God, just make it quick. He felt the sob trying to work its way up his throat but swallowed it back. Maybe this is punishment, but I only did what I thought was right, what I had to do.
“R-Rule.” His mouth was thick and sticky with gore. “Whwhat . . . are you g-going to d-do?”
“In Rule?” Finn clipped the radio onto his belt. “Oh, a little shock, a little awe. You know, the all-American stuff we’re so good at.”
“Why?” Peter swallowed, grimaced against the taste of dead girl. He worked up enough saliva to spit, but he had no strength and the foamy gobbet drooled onto his chin. “What have th-they done?”
“Peter.” Finn did him the favor of not smiling. “Of all people, you really have to ask? But don’t worry. I wouldn’t dream of leaving you behind. You’re coming with us, boy-o. I want your people to take a good, hard look. First, though, let’s get that nasty bite taken care of. Clean you up, get you fed, put some meat on those bones. Make you right as rain. New day, new dawn, new Earth.” Looping his hand through the carry handle of a knapsack, Finn dug around in a cargo trouser pocket and withdrew a set of jingling keys. He socked one into the lock. “I have a lot of respect for you. You’ve been through quite a trial, a journey to the dark center of the soul.”
Okay, yes, this guy was nuts. Peter tensed as the cell door opened on a scream of metal hinges. Mincing around the blood, the old man squatted on his haunches until they were eye to eye and just a few feet apart.

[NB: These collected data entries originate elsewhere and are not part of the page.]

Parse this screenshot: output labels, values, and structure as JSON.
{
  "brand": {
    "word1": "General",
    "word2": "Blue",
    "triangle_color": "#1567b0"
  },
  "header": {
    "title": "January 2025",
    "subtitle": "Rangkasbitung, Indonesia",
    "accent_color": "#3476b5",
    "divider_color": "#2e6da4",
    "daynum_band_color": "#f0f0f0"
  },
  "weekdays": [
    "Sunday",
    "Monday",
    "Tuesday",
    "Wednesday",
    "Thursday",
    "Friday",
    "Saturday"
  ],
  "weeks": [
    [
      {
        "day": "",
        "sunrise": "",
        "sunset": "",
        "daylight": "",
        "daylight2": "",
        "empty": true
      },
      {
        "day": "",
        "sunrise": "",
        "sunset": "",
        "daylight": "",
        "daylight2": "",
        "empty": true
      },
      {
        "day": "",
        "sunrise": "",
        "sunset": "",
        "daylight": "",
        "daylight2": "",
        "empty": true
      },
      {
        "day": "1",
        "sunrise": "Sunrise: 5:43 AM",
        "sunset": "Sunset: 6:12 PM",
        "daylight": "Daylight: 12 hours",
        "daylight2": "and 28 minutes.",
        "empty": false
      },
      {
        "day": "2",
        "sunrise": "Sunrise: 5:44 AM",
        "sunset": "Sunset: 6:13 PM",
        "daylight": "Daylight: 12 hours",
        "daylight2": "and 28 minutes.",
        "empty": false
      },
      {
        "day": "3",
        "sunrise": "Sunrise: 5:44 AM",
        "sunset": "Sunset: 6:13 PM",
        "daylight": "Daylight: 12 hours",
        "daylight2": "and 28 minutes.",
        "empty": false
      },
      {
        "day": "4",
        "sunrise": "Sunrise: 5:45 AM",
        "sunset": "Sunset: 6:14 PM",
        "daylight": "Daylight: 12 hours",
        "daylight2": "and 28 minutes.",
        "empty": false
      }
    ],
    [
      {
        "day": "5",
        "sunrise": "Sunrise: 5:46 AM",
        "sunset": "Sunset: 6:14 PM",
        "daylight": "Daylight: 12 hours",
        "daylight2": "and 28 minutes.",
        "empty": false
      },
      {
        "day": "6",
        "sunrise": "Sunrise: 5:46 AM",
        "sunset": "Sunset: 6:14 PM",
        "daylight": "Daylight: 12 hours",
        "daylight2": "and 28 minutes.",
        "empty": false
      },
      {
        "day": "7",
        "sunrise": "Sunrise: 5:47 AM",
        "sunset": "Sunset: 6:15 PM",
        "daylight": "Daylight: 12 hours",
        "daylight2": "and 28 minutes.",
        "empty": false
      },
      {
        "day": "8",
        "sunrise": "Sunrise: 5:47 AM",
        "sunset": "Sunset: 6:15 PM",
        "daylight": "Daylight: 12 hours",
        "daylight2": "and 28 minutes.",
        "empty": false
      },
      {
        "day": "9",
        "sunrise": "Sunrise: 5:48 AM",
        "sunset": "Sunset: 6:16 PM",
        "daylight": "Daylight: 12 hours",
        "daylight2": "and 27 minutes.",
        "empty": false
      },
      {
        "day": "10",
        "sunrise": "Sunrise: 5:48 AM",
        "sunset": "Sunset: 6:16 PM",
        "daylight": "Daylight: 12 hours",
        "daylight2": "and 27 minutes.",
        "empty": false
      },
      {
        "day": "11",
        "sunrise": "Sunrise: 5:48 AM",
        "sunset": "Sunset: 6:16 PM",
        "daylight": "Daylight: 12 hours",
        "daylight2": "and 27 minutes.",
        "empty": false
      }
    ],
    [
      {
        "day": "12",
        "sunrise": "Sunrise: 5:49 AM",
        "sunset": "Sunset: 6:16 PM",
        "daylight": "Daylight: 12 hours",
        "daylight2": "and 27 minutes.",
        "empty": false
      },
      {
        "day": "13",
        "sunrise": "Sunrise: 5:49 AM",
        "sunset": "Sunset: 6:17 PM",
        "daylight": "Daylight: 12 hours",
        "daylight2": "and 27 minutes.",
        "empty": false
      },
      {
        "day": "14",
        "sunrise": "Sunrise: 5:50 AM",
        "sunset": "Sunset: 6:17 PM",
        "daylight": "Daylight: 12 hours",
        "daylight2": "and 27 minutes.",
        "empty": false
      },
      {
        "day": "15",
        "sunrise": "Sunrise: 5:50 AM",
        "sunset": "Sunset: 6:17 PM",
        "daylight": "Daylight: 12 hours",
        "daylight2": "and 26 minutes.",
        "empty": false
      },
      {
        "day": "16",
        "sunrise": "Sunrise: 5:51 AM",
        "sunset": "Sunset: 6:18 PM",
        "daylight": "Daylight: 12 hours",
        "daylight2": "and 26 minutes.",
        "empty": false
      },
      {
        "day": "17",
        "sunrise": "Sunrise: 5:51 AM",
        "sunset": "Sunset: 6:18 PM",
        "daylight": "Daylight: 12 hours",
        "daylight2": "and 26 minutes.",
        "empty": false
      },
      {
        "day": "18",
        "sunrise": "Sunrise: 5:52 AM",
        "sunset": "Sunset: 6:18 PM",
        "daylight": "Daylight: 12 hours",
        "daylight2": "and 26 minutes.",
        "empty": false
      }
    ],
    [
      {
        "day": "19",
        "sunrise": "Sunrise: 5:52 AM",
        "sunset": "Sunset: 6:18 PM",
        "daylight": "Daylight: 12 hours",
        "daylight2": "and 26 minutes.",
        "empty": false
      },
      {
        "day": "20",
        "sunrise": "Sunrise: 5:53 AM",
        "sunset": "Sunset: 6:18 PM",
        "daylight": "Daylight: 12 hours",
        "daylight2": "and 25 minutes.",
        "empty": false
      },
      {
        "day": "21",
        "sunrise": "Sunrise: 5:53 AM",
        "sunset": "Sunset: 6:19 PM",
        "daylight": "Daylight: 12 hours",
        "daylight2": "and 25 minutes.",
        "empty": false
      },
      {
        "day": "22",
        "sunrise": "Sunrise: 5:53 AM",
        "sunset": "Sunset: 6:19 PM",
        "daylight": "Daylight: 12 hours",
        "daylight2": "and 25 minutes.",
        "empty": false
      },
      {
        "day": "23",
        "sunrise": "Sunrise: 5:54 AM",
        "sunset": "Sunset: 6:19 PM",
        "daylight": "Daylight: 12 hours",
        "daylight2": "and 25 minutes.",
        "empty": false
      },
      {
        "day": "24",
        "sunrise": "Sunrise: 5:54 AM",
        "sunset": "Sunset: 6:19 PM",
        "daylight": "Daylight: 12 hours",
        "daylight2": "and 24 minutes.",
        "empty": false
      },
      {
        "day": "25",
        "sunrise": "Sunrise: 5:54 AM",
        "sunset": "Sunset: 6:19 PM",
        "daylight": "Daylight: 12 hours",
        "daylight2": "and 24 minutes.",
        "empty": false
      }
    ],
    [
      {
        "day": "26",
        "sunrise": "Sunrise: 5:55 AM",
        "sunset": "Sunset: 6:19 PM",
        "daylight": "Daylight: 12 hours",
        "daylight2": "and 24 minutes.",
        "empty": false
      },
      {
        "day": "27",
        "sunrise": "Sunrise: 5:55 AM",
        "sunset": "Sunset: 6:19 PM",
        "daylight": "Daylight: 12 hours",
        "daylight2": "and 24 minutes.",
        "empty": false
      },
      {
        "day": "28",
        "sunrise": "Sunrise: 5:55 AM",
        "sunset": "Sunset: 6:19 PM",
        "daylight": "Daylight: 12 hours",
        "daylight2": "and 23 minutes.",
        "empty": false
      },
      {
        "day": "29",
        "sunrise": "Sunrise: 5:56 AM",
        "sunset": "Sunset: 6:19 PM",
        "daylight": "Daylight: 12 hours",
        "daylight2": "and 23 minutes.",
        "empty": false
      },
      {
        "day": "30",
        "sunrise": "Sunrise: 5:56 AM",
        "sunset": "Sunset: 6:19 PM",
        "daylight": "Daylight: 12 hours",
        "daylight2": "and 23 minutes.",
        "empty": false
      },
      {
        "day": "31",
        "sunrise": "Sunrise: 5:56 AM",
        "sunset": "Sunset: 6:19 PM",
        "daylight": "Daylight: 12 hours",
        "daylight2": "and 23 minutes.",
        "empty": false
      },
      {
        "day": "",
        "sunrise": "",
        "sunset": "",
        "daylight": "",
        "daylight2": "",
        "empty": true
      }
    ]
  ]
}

“They say every man has his breaking point. But I haven’t found yours, Peter—not yet,” Finn said. “You’re like the Ever-Ready Bunny that way. You just won’t quit. That’s admirable, boy-o. But maybe there’s a difference between what you do to yourself versus what is done to you. Maybe my hypothesis has been all wrong.”
“What . . .” Peter had to work up enough moisture to keep going. “What the hell are you t-talking about?”
“Well, I was thinking,” Finn said. His hand dipped into his knapsack and came up with a clear plastic bottle filled with water. The bottle must’ve been put in the snow to keep cold, because beads of condensation shuddered and then obeyed gravity, rolling down the plastic to drip over Finn’s fingers. “There is pressure from without—torture and environment and so on—and then there is the pressure that comes from within.”